For additional background concerning VDPP, its principals, the patents-in-suit, this leg of the campaign, and the prior leg of the campaign, see here. For an assertion grid for this litigation, see RPX Empower. Several of the new cases have been filed in districts that impose heightened disclosure requirements on litigants. In the Central and Northern Districts of California, VDPP has disclosed only VDPP as a nonparty having a pecuniary or financial interest in the outcome. In the Casio suit, filed in New Jersey, VDPP has yet to comply with the requirement that it disclose the presence of any third-party litigation funding. Note that in its prior cases, the plaintiff disclosed (through November 2021, under prior representation by Wawrzyn LLC) patent monetization firm Dynamic IP Deals LLC (d/b/a DynaIP) as a nonparty with an interest in the outcome of the proceeding.
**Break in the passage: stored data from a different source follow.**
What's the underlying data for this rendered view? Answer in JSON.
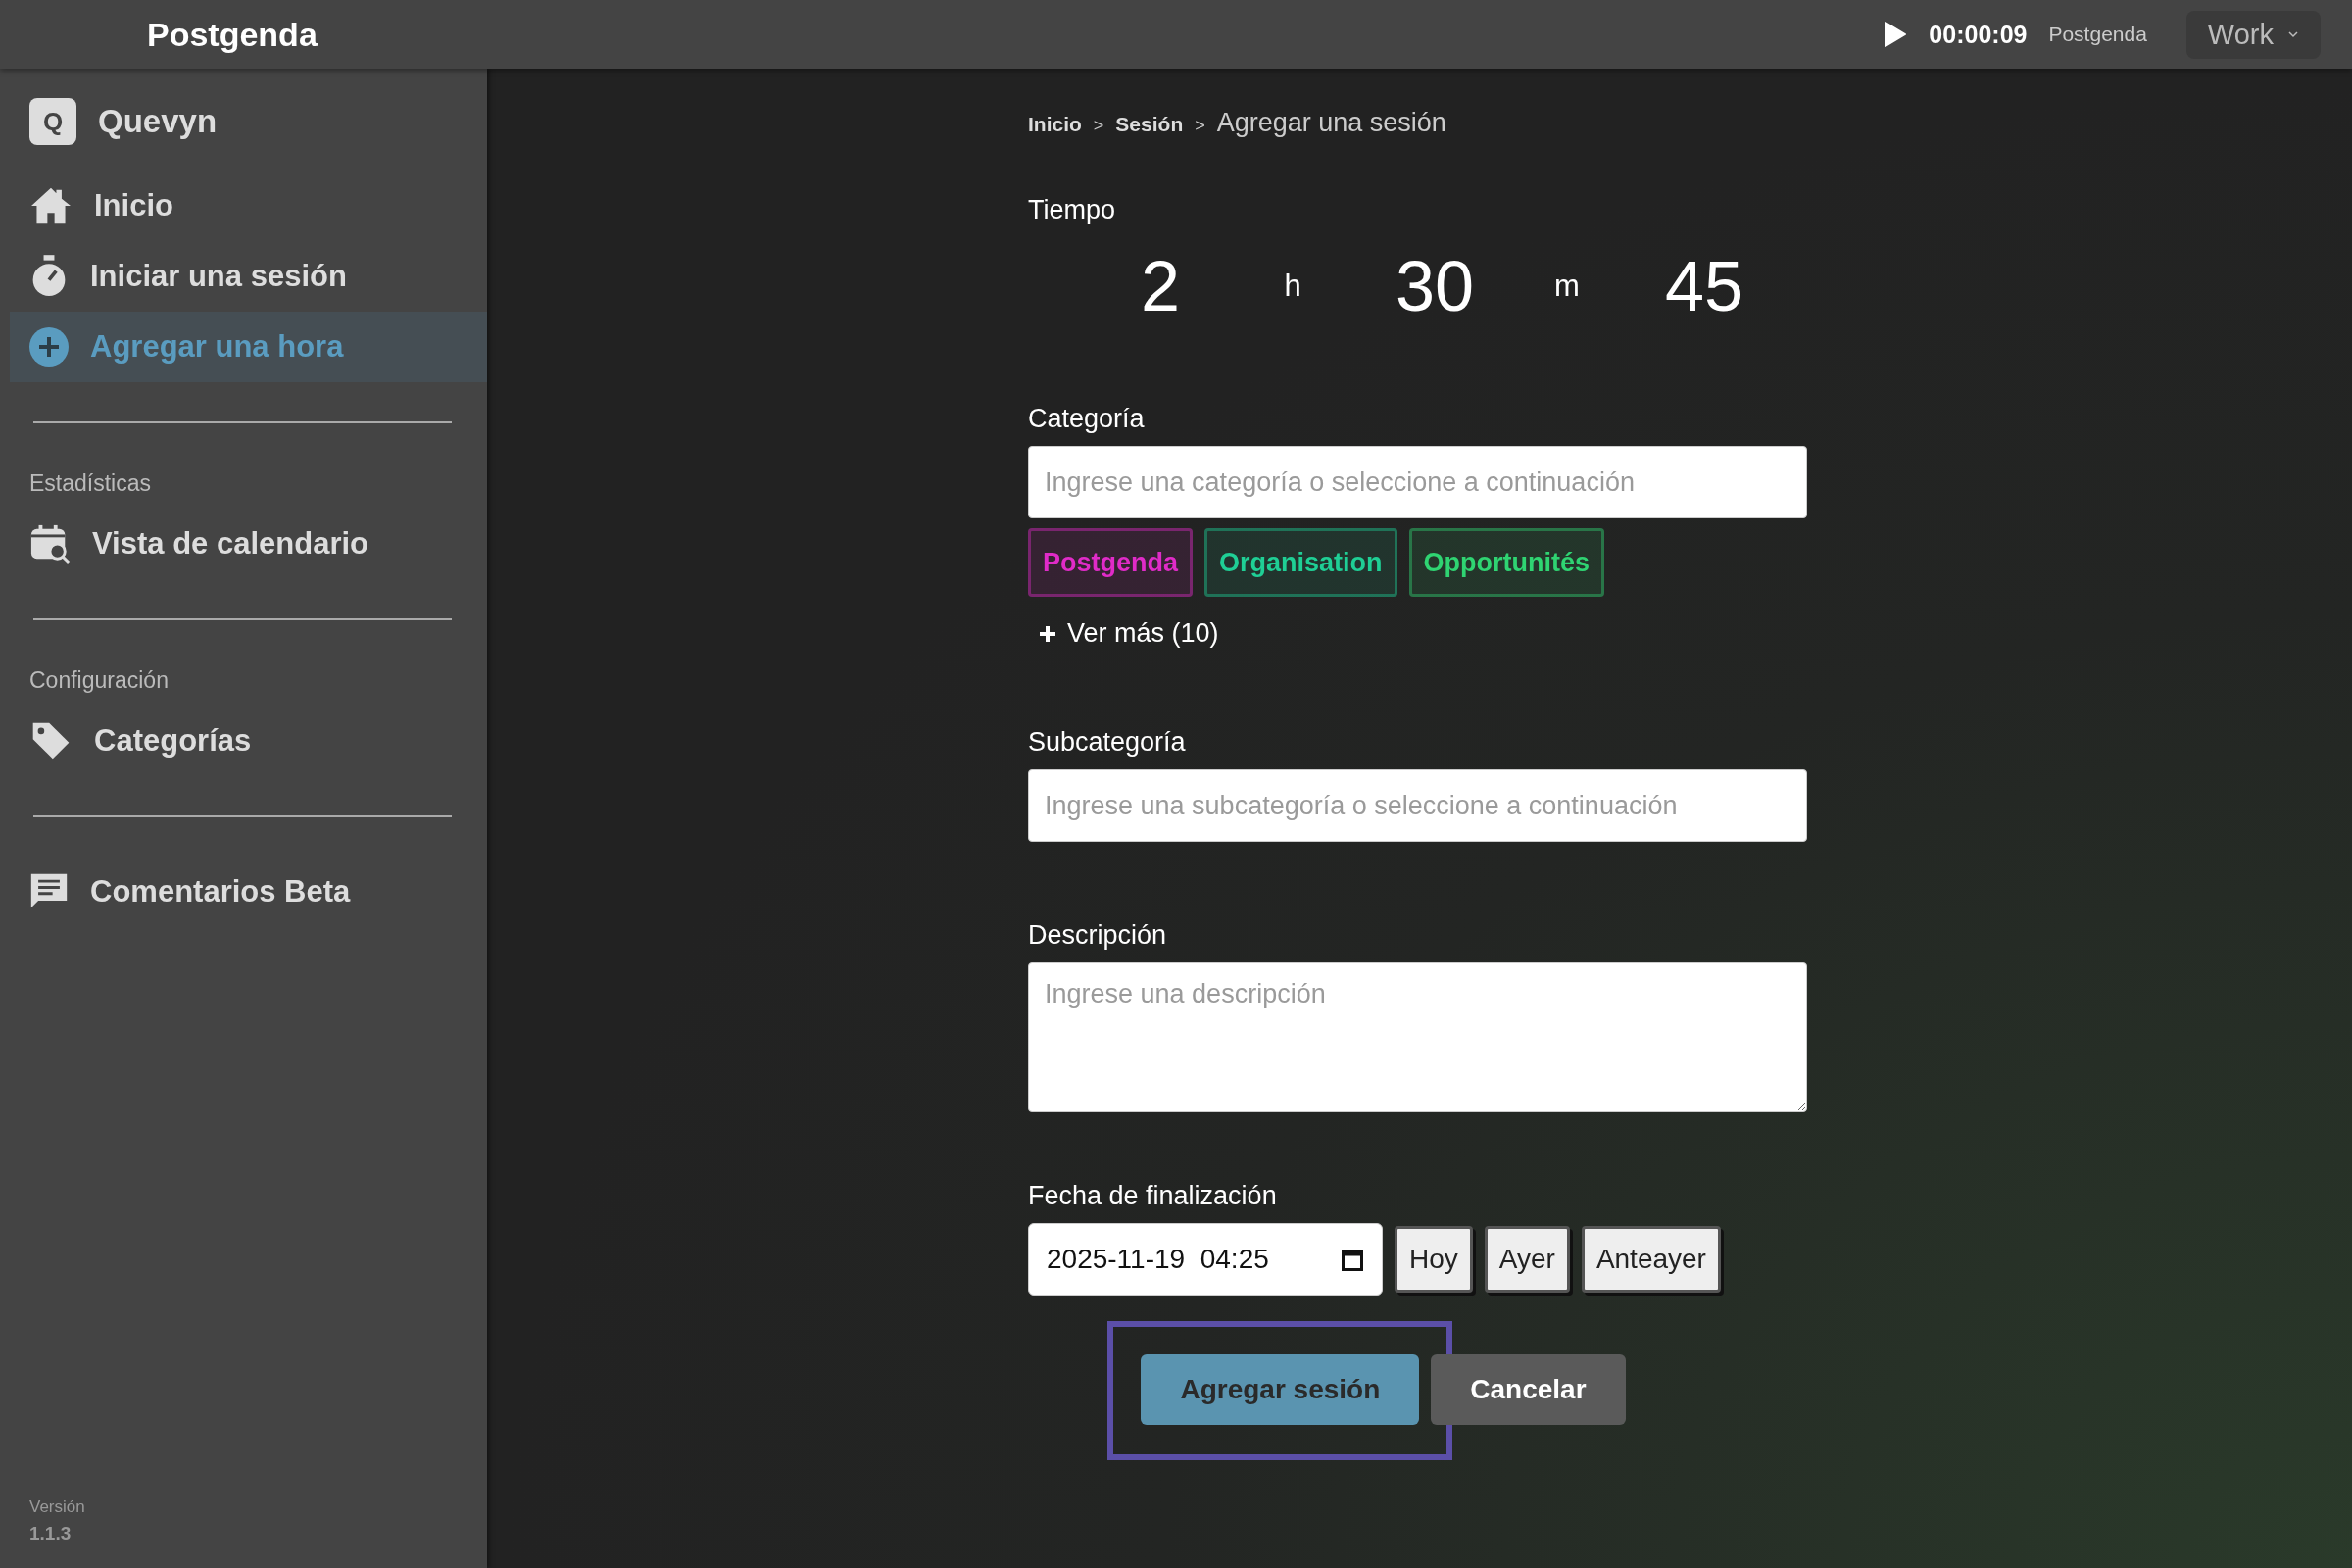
{
  "top_bar": {
    "title": "Postgenda",
    "timer": "00:00:09",
    "timer_project": "Postgenda",
    "workspace": "Work"
  },
  "sidebar": {
    "user": {
      "initial": "Q",
      "name": "Quevyn"
    },
    "sections": [
      {
        "items": [
          {
            "label": "Inicio",
            "selected": false
          },
          {
            "label": "Iniciar una sesión",
            "selected": false
          },
          {
            "label": "Agregar una hora",
            "selected": true
          }
        ]
      },
      {
        "heading": "Estadísticas",
        "items": [
          {
            "label": "Vista de calendario",
            "selected": false
          }
        ]
      },
      {
        "heading": "Configuración",
        "items": [
          {
            "label": "Categorías",
            "selected": false
          }
        ]
      },
      {
        "items": [
          {
            "label": "Comentarios Beta",
            "selected": false
          }
        ]
      }
    ],
    "version_label": "Versión",
    "version": "1.1.3"
  },
  "breadcrumb": [
    {
      "label": "Inicio",
      "current": false
    },
    {
      "label": "Sesión",
      "current": false
    },
    {
      "label": "Agregar una sesión",
      "current": true
    }
  ],
  "breadcrumb_separator": ">",
  "time": {
    "label": "Tiempo",
    "parts": [
      {
        "value": "2",
        "unit": "h"
      },
      {
        "value": "30",
        "unit": "m"
      },
      {
        "value": "45"
      }
    ]
  },
  "category": {
    "label": "Categoría",
    "placeholder": "Ingrese una categoría o seleccione a continuación",
    "chips": [
      {
        "label": "Postgenda",
        "color": "#e02bc8"
      },
      {
        "label": "Organisation",
        "color": "#1fcf95"
      },
      {
        "label": "Opportunités",
        "color": "#2fd472"
      }
    ],
    "more": "Ver más (10)"
  },
  "subcategory": {
    "label": "Subcategoría",
    "placeholder": "Ingrese una subcategoría o seleccione a continuación"
  },
  "description": {
    "label": "Descripción",
    "placeholder": "Ingrese una descripción"
  },
  "end_date": {
    "label": "Fecha de finalización",
    "value": "2025-11-19  04:25",
    "shortcuts": [
      "Hoy",
      "Ayer",
      "Anteayer"
    ]
  },
  "actions": [
    {
      "label": "Agregar sesión",
      "kind": "primary",
      "focused": true
    },
    {
      "label": "Cancelar",
      "kind": "secondary",
      "focused": false
    }
  ]
}
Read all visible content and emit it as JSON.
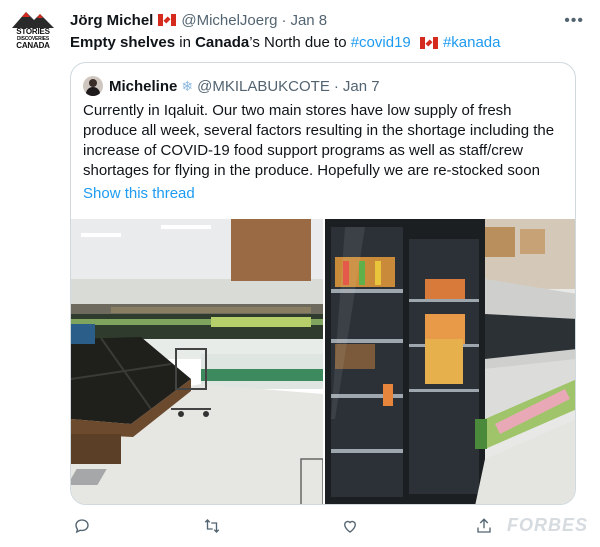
{
  "tweet": {
    "avatar_text": {
      "line1": "STORIES",
      "line2": "DISCOVERIES",
      "line3": "CANADA"
    },
    "author_name": "Jörg Michel",
    "author_handle": "@MichelJoerg",
    "dot": "·",
    "date": "Jan 8",
    "more_icon": "more-horizontal-icon",
    "text": {
      "part1": "Empty shelves",
      "part2": " in ",
      "part3": "Canada",
      "part4": "’s North due to ",
      "hashtag1": "#covid19",
      "hashtag2": "#kanada"
    }
  },
  "quoted": {
    "author_name": "Micheline",
    "snow_icon": "❄️",
    "author_handle": "@MKILABUKCOTE",
    "date": "Jan 7",
    "text": "Currently in Iqaluit. Our two main stores have low supply of fresh produce all week, several factors resulting in the shortage including the increase of COVID-19 food support programs as well as staff/crew shortages for flying in the produce. Hopefully we are re-stocked soon",
    "show_thread": "Show this thread"
  },
  "actions": [
    "reply-icon",
    "retweet-icon",
    "like-icon",
    "share-icon"
  ],
  "watermark": "FORBES",
  "colors": {
    "link": "#1d9bf0",
    "secondary": "#536471",
    "border": "#cfd9de",
    "flag_red": "#d52b1e"
  }
}
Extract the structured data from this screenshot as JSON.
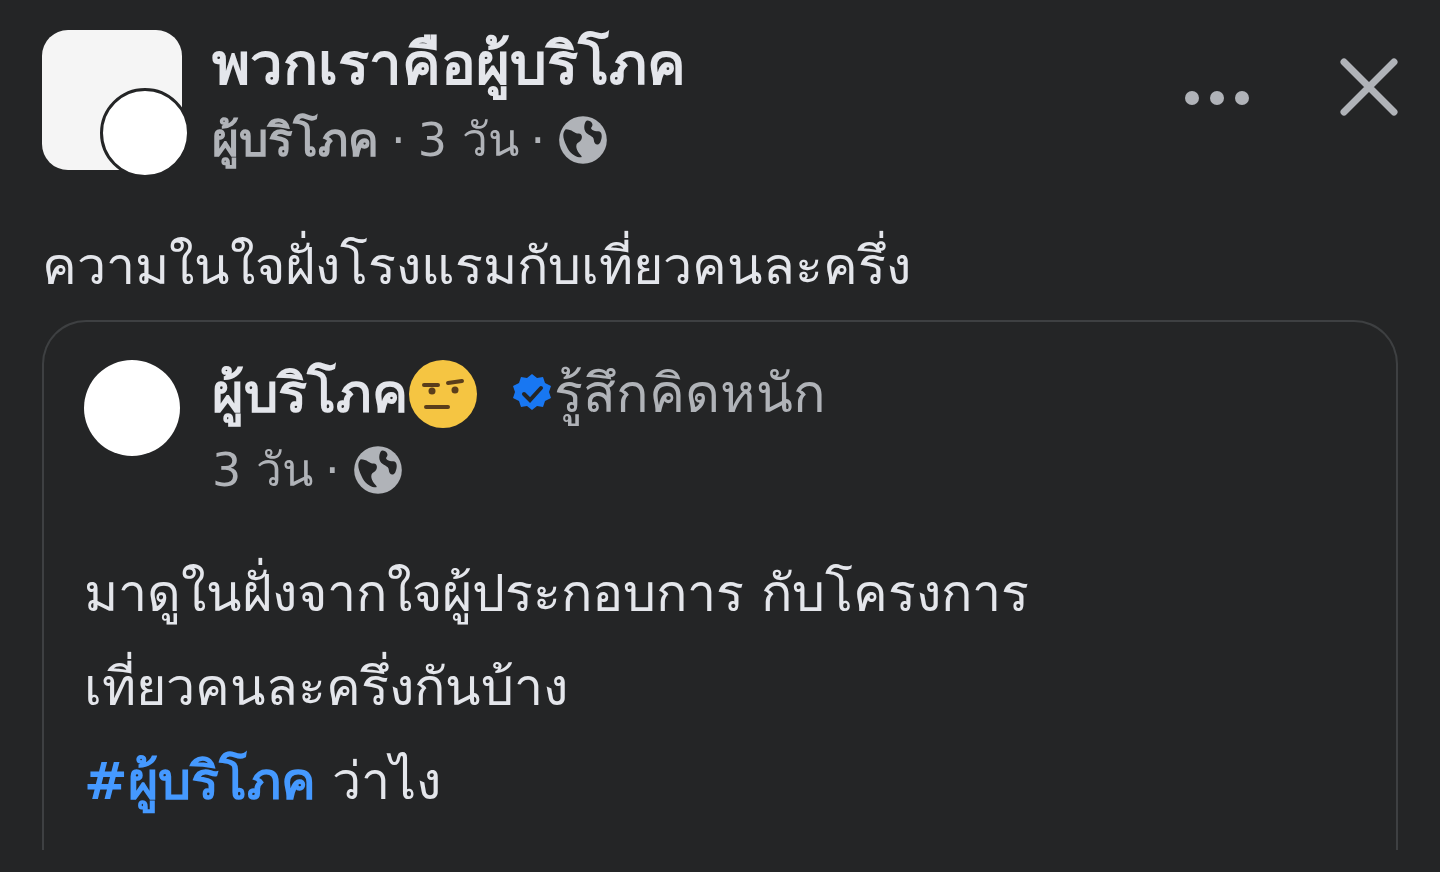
{
  "post": {
    "group_name": "พวกเราคือผู้บริโภค",
    "author": "ผู้บริโภค",
    "separators": [
      "·",
      "·"
    ],
    "time": "3 วัน",
    "text": "ความในใจฝั่งโรงแรมกับเที่ยวคนละครึ่ง"
  },
  "shared_post": {
    "author": "ผู้บริโภค",
    "feeling": "รู้สึกคิดหนัก",
    "verified": true,
    "time": "3 วัน",
    "separator": "·",
    "text_lines": [
      "มาดูในฝั่งจากใจผู้ประกอบการ กับโครงการ",
      "เที่ยวคนละครึ่งกันบ้าง"
    ],
    "hashtag": "#ผู้บริโภค",
    "hashtag_suffix": "ว่าไง"
  }
}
Several of VDPP's older cases have recently been dismissed without prejudice, some of those after a noticed settlement but others without additional explanation. VDPP has exhibited a past pattern of, when a complaint is challenged, dismissing the case without prejudice and refiling substantially the same suit later. For example, VDPP sued Lenovo in December 2020 in the Northern District of Illinois, only to dismiss it without prejudice in March 2021 (there, without an attack on the pleading). Now, VDPP has sued Lenovo again, this time in the Western District of Texas. 7/26, Belkin, Central District of California; 7/31, Dell, GeoVision, Lenovo, Qualcomm, Resideo, Western District of Texas, Pioneer, TP-Link, Central District of California; 8/2, MediaTek, STMicro, Western District of Texas, Planar Systems, Southern District of Texas, Delta Electronics, Eastern District of Texas; 8/7, Casio, District of New Jersey; 8/12, EnGenius Technologies, Eastern District of Texas, Giga-Byte Technology, Central District of California; 8/16, Roku, Northern District of Texas.